HUGE STAKES
August 2004
HUGE STAKES:
Pressing IJ’s Wine Case Before the U.S. Supreme Court
By Steve Simpson
On May 24, 2004, the U.S. Supreme Court agreed to hear Swedenburg v. Kelly, the appeal of IJ’s challenge to New York’s wine direct-shipping ban, marking the second time in three years the Institute will be before the Supreme Court. The Court consolidated IJ’s case with Heald v. Engler, a case from Michigan challenging another direct-shipping ban. The cases will finally clarify an issue that has divided the states and the courts for years: whether states can permit in-state wineries to ship wine directly to consumers while prohibiting out-of-state wineries from doing so. The stakes are huge. More than 2,000 small wineries across the nation rely on direct shipping for a large part of their business, while billion-dollar wholesalers rely just as much on government-imposed direct-shipping bans to maintain their monopolies over distribution.
IJ’s case pits small vintners Juanita Swedenburg of Virginia and David Lucas of California, along with three wine consumers, against the State of New York and some of the most powerful alcohol wholesalers in the nation. New York is one of 25 states that bans the direct shipping of wine from out-of-state wineries to in-state consumers. Thus, while consumers nationwide may enjoy the fruits of free trade when it comes to books, clothing, food and a host of other goods and services, in half the states they can’t have their favorite wine delivered to their doorstep.
The bans date back to the 1930s, when the 21st Amendment ended Prohibition but gave significant control over alcohol to the states. Most state governments erected laws that require alcohol to be imported to licensed wholesalers and sold through licensed retailers. The problem for small wineries is that wholesalers and retailers tend to carry wines from big wineries that will sell the quickest. Wineries with widely dispersed customers are often unable to find wholesalers and retailers willing to devote resources and shelf space to their wines.
From a constitutional standpoint, the bans represent precisely the sort of protectionism the U.S. Constitution was designed to prevent. The Constitution’s Commerce Clause provides Congress the authority to regulate commerce “among the several States.” The U.S. Supreme Court has also recognized the notion of a “dormant” Commerce Clause that functions to limit state regulations that discriminate or interfere with interstate commerce—in other words, to guarantee free trade and business opportunities among the states.

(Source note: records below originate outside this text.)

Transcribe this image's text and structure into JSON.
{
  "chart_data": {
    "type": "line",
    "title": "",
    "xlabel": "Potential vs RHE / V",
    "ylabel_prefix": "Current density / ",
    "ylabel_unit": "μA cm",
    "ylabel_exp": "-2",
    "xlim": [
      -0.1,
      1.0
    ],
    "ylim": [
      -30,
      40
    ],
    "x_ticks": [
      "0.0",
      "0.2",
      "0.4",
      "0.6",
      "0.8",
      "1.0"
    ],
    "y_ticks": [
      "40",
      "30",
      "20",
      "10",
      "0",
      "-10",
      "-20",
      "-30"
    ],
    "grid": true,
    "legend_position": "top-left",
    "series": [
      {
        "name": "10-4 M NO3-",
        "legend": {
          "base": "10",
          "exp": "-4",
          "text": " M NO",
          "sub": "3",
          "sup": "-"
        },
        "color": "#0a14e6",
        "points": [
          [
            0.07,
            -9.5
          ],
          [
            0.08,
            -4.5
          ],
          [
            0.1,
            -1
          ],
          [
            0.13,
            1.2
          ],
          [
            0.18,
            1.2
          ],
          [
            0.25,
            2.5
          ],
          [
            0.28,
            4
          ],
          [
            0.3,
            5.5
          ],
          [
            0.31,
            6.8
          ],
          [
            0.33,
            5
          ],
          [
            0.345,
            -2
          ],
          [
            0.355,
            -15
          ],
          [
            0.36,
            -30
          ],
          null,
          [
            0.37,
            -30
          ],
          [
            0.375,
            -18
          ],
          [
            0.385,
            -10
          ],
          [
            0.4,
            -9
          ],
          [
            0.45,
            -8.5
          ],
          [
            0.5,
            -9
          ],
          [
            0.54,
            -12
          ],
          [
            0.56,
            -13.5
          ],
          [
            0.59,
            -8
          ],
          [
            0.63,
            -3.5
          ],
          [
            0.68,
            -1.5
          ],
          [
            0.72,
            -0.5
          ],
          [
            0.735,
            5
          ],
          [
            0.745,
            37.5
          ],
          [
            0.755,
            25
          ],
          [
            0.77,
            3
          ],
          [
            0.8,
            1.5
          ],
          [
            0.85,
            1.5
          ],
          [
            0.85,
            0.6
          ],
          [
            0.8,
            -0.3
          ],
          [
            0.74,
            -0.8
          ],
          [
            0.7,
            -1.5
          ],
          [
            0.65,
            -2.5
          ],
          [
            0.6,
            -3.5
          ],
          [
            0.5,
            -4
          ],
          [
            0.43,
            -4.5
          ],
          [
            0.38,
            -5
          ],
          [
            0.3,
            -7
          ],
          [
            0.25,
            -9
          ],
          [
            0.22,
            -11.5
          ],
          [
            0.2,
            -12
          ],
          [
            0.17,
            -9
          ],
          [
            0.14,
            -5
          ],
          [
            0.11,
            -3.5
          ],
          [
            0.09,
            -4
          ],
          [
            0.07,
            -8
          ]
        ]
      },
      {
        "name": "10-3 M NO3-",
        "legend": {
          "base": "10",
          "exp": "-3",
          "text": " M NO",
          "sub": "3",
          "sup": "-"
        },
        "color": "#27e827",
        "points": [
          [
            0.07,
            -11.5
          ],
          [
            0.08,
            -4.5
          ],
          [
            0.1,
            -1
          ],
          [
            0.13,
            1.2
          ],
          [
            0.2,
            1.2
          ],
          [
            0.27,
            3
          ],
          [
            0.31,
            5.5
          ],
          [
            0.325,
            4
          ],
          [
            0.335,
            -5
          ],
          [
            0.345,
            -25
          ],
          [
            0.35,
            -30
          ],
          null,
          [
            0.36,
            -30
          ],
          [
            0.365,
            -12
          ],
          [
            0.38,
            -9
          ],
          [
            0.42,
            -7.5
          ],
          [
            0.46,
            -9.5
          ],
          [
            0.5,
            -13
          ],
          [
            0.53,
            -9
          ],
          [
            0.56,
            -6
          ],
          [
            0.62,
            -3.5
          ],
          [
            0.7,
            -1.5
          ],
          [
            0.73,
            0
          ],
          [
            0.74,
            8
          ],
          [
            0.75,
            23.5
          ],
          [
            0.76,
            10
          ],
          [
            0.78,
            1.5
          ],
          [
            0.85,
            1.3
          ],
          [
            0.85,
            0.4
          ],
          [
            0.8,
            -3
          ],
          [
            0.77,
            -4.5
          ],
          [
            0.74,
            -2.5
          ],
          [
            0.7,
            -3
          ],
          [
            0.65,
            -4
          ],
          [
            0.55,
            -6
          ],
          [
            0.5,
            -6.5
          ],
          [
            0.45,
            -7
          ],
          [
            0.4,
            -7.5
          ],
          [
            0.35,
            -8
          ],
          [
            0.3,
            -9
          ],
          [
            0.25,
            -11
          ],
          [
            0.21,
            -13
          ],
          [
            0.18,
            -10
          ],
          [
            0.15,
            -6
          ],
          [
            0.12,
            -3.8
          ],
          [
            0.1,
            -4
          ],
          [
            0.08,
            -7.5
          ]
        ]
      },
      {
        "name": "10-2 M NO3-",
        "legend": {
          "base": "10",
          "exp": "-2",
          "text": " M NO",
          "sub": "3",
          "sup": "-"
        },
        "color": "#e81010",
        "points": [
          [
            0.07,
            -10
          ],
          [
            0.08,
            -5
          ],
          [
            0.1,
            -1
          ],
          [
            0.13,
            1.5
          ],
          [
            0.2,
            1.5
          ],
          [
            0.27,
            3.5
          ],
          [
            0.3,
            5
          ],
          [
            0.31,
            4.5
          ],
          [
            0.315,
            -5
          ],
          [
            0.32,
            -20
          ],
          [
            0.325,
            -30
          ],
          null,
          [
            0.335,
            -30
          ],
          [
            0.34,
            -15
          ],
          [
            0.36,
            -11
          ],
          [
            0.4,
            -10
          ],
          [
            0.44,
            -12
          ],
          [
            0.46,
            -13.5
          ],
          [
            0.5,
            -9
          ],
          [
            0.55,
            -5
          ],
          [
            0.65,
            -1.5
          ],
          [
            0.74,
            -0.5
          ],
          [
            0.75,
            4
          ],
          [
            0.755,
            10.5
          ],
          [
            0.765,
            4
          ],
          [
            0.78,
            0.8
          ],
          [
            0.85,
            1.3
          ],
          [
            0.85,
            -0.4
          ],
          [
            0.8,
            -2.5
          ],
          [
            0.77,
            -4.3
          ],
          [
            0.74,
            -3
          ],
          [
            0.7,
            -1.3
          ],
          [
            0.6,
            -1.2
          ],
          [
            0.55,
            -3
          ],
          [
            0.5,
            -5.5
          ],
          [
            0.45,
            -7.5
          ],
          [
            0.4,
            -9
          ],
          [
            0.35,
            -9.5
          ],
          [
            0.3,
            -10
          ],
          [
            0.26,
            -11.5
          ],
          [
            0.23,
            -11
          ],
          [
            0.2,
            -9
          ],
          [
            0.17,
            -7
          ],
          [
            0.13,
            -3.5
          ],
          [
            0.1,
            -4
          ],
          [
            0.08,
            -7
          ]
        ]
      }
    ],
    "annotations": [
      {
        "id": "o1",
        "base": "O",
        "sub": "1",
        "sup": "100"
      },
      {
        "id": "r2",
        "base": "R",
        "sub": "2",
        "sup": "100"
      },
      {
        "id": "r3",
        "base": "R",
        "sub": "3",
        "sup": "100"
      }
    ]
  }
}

But while New York, Michigan and many other states prohibit only out-of-state wineries from shipping directly to consumers, in-state wineries are permitted to do so. The beneficiaries of this protectionism are not in-state wineries, however, but wholesalers. Most wineries realize that opening markets will, as IJ client David Lucas has put it, “grow the pie for everyone.” Wholesalers, unfortunately, are too comfortable with their monopolies to see the light of free trade. They have lobbied vigorously for the bans and fought tirelessly in court to maintain them.
The states and the wholesalers claim that the bans are necessary to prevent underage drinking. Yet New York and Michigan both allow in-state wineries to direct ship. If kids were going to order expensive bottles of wine through the mail (an absurd notion on its face) they would order in-state wine just as often as out-of-state wine. In fact, as the experience in states that have allowed direct shipping for years has shown, kids don’t order wine through the mail.
Defenders still contend that the 21st Amendment gives states the raw power to regulate the importation of alcohol whatever the merits of any particular law. However, the whole point of the U.S. Constitution’s Commerce Clause was to prevent just this sort of protectionism. As the U.S. Supreme Court has put it, the notion that “the 21st Amendment operated to repeal the Commerce Clause is an absurd oversimplification.” The two provisions are part of the same Constitution and must be read in concert with one another. While the states can remain dry if they wish and can regulate alcohol for many purposes, the Court has held that blatant protectionism is not one of them.
Federal courts so far have split on the constitutional issue, but increasingly, consumers and even legislators are getting on the free trade bandwagon. Several states recently passed legislation opening up their markets to out-of-state direct shipments. And small wineries and wine connoisseurs with groups like Free the Grapes! are teaming to push for reform.
It’s a case study in the power of consumer choice and free markets. As more states open their borders and more consumers enjoy the freedom to seek out and find new products, the taste for more—wine and freedom, that is—becomes insatiable.
The High Court has before it a historic opportunity to strike a blow for free markets over protectionism, and consumer choice over state-protected monopoly. Let’s raise a glass to that.
Steve Simpson is an IJ senior attorney.